桑卿不過稍坐了一會兒,那道高大陰沉的身影就從一片白霧之中慢慢顯現了出來。
看見溫厲那張陰鷙的臉,桑卿勾了勾唇角,站起身來。
「溫王,好久不見。」
……
回去的路上,桑卿只覺得渾身沉重無力,畢竟是在陰間呆了太久,這裡陰氣太重,難免會受影響。
終於踏過那段長長的白骨路,待到眼前出現光亮時,他下意識跑了起來。
溫厲拖了自己太久,也不知這邊過去了幾天,情況如何了。
他從洞淵的裂縫處踏出來,一眼就望見洞穴內遍地都是已經乾涸發黑的血跡,心臟猛地顫了一下。

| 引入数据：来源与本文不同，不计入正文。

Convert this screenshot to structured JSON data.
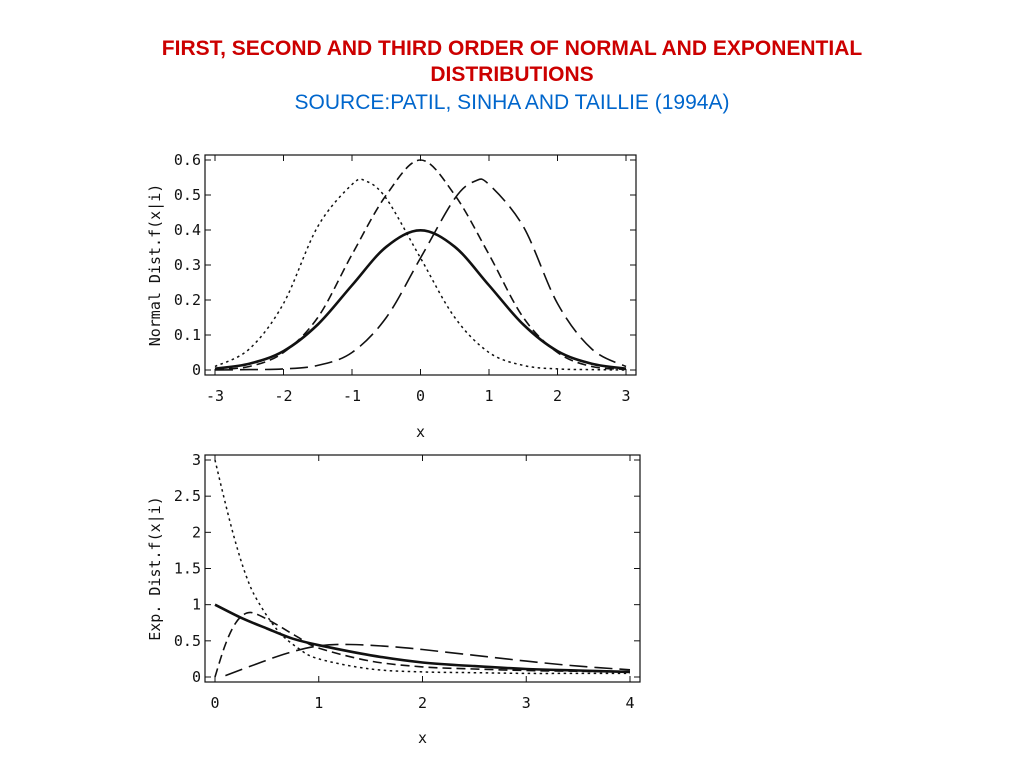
{
  "colors": {
    "title": "#cc0000",
    "source": "#0066cc",
    "ink": "#111111"
  },
  "title_line1": "FIRST, SECOND AND THIRD ORDER OF NORMAL AND EXPONENTIAL",
  "title_line2": "DISTRIBUTIONS",
  "source": "SOURCE:PATIL, SINHA AND TAILLIE (1994A)",
  "chart_data": [
    {
      "type": "line",
      "xlabel": "x",
      "ylabel": "Normal Dist.f(x|i)",
      "xlim": [
        -3,
        3
      ],
      "ylim": [
        0,
        0.6
      ],
      "xticks": [
        "-3",
        "-2",
        "-1",
        "0",
        "1",
        "2",
        "3"
      ],
      "yticks": [
        "0",
        "0.1",
        "0.2",
        "0.3",
        "0.4",
        "0.5",
        "0.6"
      ],
      "grid": false,
      "series": [
        {
          "style": "solid",
          "x": [
            -3,
            -2.5,
            -2,
            -1.5,
            -1,
            -0.5,
            0,
            0.5,
            1,
            1.5,
            2,
            2.5,
            3
          ],
          "y": [
            0.004,
            0.018,
            0.054,
            0.13,
            0.242,
            0.352,
            0.399,
            0.352,
            0.242,
            0.13,
            0.054,
            0.018,
            0.004
          ]
        },
        {
          "style": "dotted",
          "x": [
            -3,
            -2.5,
            -2,
            -1.5,
            -1,
            -0.8,
            -0.5,
            0,
            0.5,
            1,
            1.5,
            2,
            2.5,
            3
          ],
          "y": [
            0.01,
            0.06,
            0.19,
            0.41,
            0.53,
            0.54,
            0.49,
            0.32,
            0.15,
            0.05,
            0.013,
            0.003,
            0.001,
            0
          ]
        },
        {
          "style": "dashed",
          "x": [
            -3,
            -2.5,
            -2,
            -1.5,
            -1,
            -0.5,
            0,
            0.5,
            1,
            1.5,
            2,
            2.5,
            3
          ],
          "y": [
            0.002,
            0.01,
            0.05,
            0.15,
            0.33,
            0.5,
            0.6,
            0.5,
            0.33,
            0.15,
            0.05,
            0.01,
            0.002
          ]
        },
        {
          "style": "longdash",
          "x": [
            -3,
            -2.5,
            -2,
            -1.5,
            -1,
            -0.5,
            0,
            0.5,
            0.8,
            1,
            1.5,
            2,
            2.5,
            3
          ],
          "y": [
            0,
            0.001,
            0.003,
            0.013,
            0.05,
            0.15,
            0.32,
            0.49,
            0.54,
            0.53,
            0.41,
            0.19,
            0.06,
            0.01
          ]
        }
      ]
    },
    {
      "type": "line",
      "xlabel": "x",
      "ylabel": "Exp. Dist.f(x|i)",
      "xlim": [
        0,
        4
      ],
      "ylim": [
        0,
        3
      ],
      "xticks": [
        "0",
        "1",
        "2",
        "3",
        "4"
      ],
      "yticks": [
        "0",
        "0.5",
        "1",
        "1.5",
        "2",
        "2.5",
        "3"
      ],
      "grid": false,
      "series": [
        {
          "style": "solid",
          "x": [
            0,
            0.25,
            0.5,
            0.75,
            1,
            1.5,
            2,
            2.5,
            3,
            3.5,
            4
          ],
          "y": [
            1,
            0.82,
            0.67,
            0.53,
            0.44,
            0.3,
            0.2,
            0.15,
            0.11,
            0.09,
            0.07
          ]
        },
        {
          "style": "dotted",
          "x": [
            0,
            0.1,
            0.2,
            0.3,
            0.4,
            0.6,
            0.8,
            1,
            1.5,
            2,
            2.5,
            3,
            3.5,
            4
          ],
          "y": [
            3,
            2.4,
            1.85,
            1.4,
            1.08,
            0.65,
            0.4,
            0.25,
            0.11,
            0.07,
            0.06,
            0.05,
            0.05,
            0.05
          ]
        },
        {
          "style": "dashed",
          "x": [
            0,
            0.1,
            0.2,
            0.3,
            0.4,
            0.6,
            0.8,
            1,
            1.5,
            2,
            2.5,
            3,
            3.5,
            4
          ],
          "y": [
            0,
            0.45,
            0.75,
            0.88,
            0.87,
            0.72,
            0.55,
            0.4,
            0.22,
            0.14,
            0.11,
            0.09,
            0.08,
            0.07
          ]
        },
        {
          "style": "longdash",
          "x": [
            0.1,
            0.4,
            0.7,
            1,
            1.3,
            1.7,
            2,
            2.5,
            3,
            3.5,
            4
          ],
          "y": [
            0.02,
            0.18,
            0.33,
            0.43,
            0.45,
            0.42,
            0.38,
            0.3,
            0.22,
            0.15,
            0.1
          ]
        }
      ]
    }
  ]
}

洞內昏暗,那枉死樹盤根錯雜的樹根,只寥寥剩下了幾條還綠著的,洞內沒有一個人影。
他嘆了口氣,從懷裡取出一個錦盒,打開來,裡面是一顆生機勃勃的種子。
沒錯,那溫厲又給了他一顆。
桑卿將種子從盒內取出,在樹根處尋了一處被血泡的軟和的泥土,將種子種了下去。
做完之後,就急匆匆的離開了。
枉死樹的種子生命力極強,入土之後,很快就會吸收掉老樹的所有生命力,生根發芽,不出幾日就會長成樹。
出了山洞,桑卿沒看見人,便徑直往小靜峰去了。
片刻後,他站在了玄塵派浮雲殿上。
沒看見嚴摩的身影,周垣和周景紅著眼睛迎了出來。
「兮蕪長老,你怎麼才出來啊!」
「出事了?」桑卿眉心一蹙。
周垣哀哀嘆了口氣,說道:「是出了點事,我師尊戰死了,沈師弟如今就在松霧齋休息。」
桑卿臉色一白,嚴摩……死了?
那想必這邊的情況確實不會太好。
「沈故怎麼樣了?」
周垣支支吾吾不說話,桑卿看向一旁的周景:「他傷的很重?」
「哎呀!」周景一拍額頭,「你還是直接過去看看吧。」
桑卿沒做片刻停留,徑直去了松霧齋。
熟悉的石橋,熟悉的三淨池,熟悉的古松,可他走的每一步都沉重無比。
穿過書齋,終於到了臥房,隱隱看見裡面有一個微微晃動的人影。
「阿故?」桑卿喚道。
裡面的人聞聲轉過身來,卻不是沈故,而是那小仙使琅軒。
琅軒看見桑卿眼睛頓時亮起來,臉上的欣喜幾乎要溢出來:「長離仙君!你可終於回來了!」
又是這話,桑卿皺了皺眉,問道:「沈故呢?」
「他還昏著。」說到沈故,琅軒的神色立刻暗淡了下來。
桑卿大步走來,便看見床帳搖晃的臥榻上沈故閉著雙眼,安靜的躺在那裡。
「他這是……」
話未說完,看見沈故頸上明晃晃的傷口,那傷口很長,已經結了血痂,看著有些駭人。
桑卿呼吸一窒,俯身用手指輕輕撫上那道傷口。
「他這是遲遲等不到我,以為我遭遇了不測,所以打算自己獻祭了。」
他說的肯定,琅軒嘆了口氣,安慰道:「仙君放心,那斷霄雖然殺氣重,見血必死,但我趕的及時,給他服了一滴鳳凰淚,性命是保住了。」就是不知何時能醒。